Com o título “Lecionar: um ato de resistência?”, eis o título do artigo de Valdélio Muniz, professor de Direito e Processo do Trabalho, analista judiciário, membro do Grupe e mestre em Direito. “Nem adianta muita coisa falar do quanto nos revigora ver o brilho no olhar de um(a) aluno(a) que dedica atenção à sua exposição e te formula perguntas inteligentes capazes de te motivar a aprofundar também o seu estudo em torno da matéria. Certamente, a resposta vem sem dó: “É um entre centenas. Vale a pena todo o seu esforço?”, expõe o articulista.
Confira:
Para quem foi educado e cresceu ouvindo dos pais (especialmente, da mãe) que professor é a profissão de todas as profissões, soa estranho ouvir quase que cotidianamente afirmativas e indagações que mais parecem convites a desistir de tão nobre ofício. Começa com aquelas perguntas nada sutis: “Tu não tens o que fazer ou algo mais útil com que ocupar seu tempo? Está faltando processos para analisar? Sabia que tem extensa gama de streamings com uma quantidade imensa de filmes capaz de ocupar todo o seu tempo livre?”.
Como assim, “tempo livre”? Desde quando a docência se tornou algo destinado a preencher tempo livre?
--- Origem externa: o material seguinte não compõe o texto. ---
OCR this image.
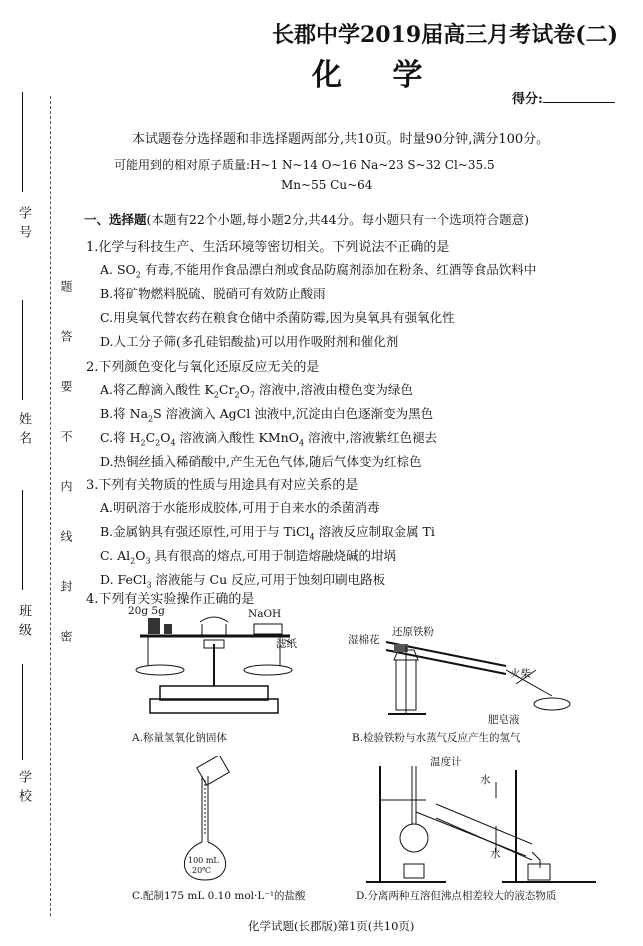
学号
姓名
班级
学校
题
答
要
不
内
线
封
密
长郡中学2019届高三月考试卷(二)
化 学
得分:
本试题卷分选择题和非选择题两部分,共10页。时量90分钟,满分100分。
可能用到的相对原子质量:H~1 N~14 O~16 Na~23 S~32 Cl~35.5
Mn~55 Cu~64
一、选择题(本题有22个小题,每小题2分,共44分。每小题只有一个选项符合题意)
1.化学与科技生产、生活环境等密切相关。下列说法不正确的是
A. $SO_2$ 有毒,不能用作食品漂白剂或食品防腐剂添加在粉条、红酒等食品饮料中
B.将矿物燃料脱硫、脱硝可有效防止酸雨
C.用臭氧代替农药在粮食仓储中杀菌防霉,因为臭氧具有强氧化性
D.人工分子筛(多孔硅铝酸盐)可以用作吸附剂和催化剂
2.下列颜色变化与氧化还原反应无关的是
A.将乙醇滴入酸性 $K_2Cr_2O_7$ 溶液中,溶液由橙色变为绿色
B.将 $Na_2S$ 溶液滴入 AgCl 浊液中,沉淀由白色逐渐变为黑色
C.将 $H_2C_2O_4$ 溶液滴入酸性 KMnO$_4$ 溶液中,溶液紫红色褪去
D.热铜丝插入稀硝酸中,产生无色气体,随后气体变为红棕色
3.下列有关物质的性质与用途具有对应关系的是
A.明矾溶于水能形成胶体,可用于自来水的杀菌消毒
B.金属钠具有强还原性,可用于与 TiCl$_4$ 溶液反应制取金属 Ti
C. $Al_2O_3$ 具有很高的熔点,可用于制造熔融烧碱的坩埚
D. FeCl$_3$ 溶液能与 Cu 反应,可用于蚀刻印刷电路板
4.下列有关实验操作正确的是
20g 5g	NaOH
滤纸
A.称量氢氧化钠固体
湿棉花
还原铁粉
火柴
肥皂液
B.检验铁粉与水蒸气反应产生的氢气
100 mL
20℃
C.配制175 mL 0.10 mol·L⁻¹的盐酸
温度计
水
水
D.分离两种互溶但沸点相差较大的液态物质
化学试题(长郡版)第1页(共10页)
Onde foi que nos perdemos desde os tempos em que dispusemos do convívio com grandes mestres (a quem somos gratos) que se dedicaram a compartilhar conosco suas experiências e saberes?
Há também os que indagam: “Você já fez as contas direitinho para perceber que ganhará muito mais utilizando suas horas dedicadas ao magistério se direcioná-las em seu próprio favor?”. Ainda vem o arremate, em forma de conselho: “Calcule e verá que você está, na verdade, pagando para lecionar”!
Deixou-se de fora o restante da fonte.